The issue of abortion has become a central campaign issue in the country ahead of the November 5 showdown between Republican former President Donald Trump and Democratic incumbent Joe Biden. Arizona is among the states that may decide the outcome of the match.

The 1864 law did not provide for exceptions either for cases where the pregnancy was due to rape, or for those due to incest.

Dormant for decades, the text was “now enforceable,” the Arizona Supreme Court ruled on April 9.

The fact that this law was declared enforceable reignited the controversy over the issue in the US, condemned in high tones by President Joe Biden, while it was also criticized, more modestly, by his Republican counterpart, Donald Trump.

The ruling followed a decision by the US federal Supreme Court in June 2022 that struck down the constitutional guarantee of the right to abortion and left discretionary legislation on the issue to states.
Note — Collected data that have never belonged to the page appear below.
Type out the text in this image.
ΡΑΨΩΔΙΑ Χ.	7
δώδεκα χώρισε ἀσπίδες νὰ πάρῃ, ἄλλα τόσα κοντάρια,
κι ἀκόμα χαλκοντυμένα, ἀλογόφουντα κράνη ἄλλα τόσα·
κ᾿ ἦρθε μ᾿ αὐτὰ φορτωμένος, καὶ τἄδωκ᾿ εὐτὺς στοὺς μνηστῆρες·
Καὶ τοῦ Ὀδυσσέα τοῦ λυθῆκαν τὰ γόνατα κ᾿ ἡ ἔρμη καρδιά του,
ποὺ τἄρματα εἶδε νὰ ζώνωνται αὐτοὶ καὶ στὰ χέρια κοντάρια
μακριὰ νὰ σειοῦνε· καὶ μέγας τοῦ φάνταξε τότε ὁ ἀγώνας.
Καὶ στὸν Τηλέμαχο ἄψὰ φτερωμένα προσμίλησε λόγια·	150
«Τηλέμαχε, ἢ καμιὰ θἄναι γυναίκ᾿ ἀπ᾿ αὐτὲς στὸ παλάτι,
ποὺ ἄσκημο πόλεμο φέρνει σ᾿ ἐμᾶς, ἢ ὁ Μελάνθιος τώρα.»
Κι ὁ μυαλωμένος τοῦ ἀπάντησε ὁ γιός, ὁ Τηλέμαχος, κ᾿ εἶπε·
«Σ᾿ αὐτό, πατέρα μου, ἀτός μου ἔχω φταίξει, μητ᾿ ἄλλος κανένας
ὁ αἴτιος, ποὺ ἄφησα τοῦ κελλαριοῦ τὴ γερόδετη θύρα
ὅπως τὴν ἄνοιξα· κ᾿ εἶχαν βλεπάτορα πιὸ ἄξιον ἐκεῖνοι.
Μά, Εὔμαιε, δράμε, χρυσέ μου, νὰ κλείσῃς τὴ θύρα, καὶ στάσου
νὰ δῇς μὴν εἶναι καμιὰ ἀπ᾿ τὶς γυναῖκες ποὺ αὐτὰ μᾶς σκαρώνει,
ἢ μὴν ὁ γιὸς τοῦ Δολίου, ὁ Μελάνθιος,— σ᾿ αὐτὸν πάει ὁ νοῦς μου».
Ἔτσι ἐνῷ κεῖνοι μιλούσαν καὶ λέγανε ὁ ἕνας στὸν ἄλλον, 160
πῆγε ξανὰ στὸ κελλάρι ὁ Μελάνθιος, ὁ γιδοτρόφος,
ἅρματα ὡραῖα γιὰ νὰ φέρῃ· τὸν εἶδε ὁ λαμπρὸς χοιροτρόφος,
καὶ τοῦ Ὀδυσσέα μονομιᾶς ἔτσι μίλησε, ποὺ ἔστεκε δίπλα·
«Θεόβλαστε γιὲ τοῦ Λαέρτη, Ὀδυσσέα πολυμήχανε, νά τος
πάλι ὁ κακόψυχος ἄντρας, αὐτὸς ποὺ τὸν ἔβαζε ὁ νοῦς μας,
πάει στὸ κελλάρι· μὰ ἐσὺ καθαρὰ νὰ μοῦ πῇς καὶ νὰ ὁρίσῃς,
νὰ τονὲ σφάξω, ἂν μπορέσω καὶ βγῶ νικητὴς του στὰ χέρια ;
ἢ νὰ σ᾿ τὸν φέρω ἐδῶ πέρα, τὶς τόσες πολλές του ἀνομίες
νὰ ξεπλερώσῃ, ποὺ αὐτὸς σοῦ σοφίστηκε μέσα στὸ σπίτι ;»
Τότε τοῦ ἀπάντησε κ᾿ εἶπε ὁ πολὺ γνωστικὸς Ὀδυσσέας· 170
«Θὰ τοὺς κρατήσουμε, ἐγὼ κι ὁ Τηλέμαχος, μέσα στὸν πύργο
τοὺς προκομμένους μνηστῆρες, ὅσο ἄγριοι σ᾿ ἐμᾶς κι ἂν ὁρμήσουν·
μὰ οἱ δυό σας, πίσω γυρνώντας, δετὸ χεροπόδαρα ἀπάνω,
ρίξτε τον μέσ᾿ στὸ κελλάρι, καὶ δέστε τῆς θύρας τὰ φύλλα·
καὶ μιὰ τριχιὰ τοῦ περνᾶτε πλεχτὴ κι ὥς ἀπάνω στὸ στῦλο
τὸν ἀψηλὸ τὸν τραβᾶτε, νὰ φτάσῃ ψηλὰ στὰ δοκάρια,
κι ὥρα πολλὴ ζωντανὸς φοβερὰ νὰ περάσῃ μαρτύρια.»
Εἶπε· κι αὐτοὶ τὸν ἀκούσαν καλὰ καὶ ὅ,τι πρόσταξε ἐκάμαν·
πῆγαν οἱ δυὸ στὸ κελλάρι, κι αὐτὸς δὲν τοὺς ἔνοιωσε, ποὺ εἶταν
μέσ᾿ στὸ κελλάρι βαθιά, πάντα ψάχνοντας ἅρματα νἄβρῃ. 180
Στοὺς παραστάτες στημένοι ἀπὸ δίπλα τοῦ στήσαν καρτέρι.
Since then, about twenty states have outlawed or severely restricted abortion.

A citizens’ initiative to gather signatures to request a referendum to enshrine the right to abortion in the Arizona Constitution has announced that it has secured the required number. This public consultation is therefore expected to be held at the same time as the November 5 election.

Democratic incumbent Biden has made championing women’s rights a major focus of his campaign to secure a second term in November, when he will face Republican predecessor Donald Trump again.

The latter brags that he succeeded, with his appointments to the federal Supreme Court, in the repeal of the constitutional protection of abortion in June 2022, but he would prefer not to suffer the electoral consequences that would probably entail the adoption of an overly conservative position on the issue.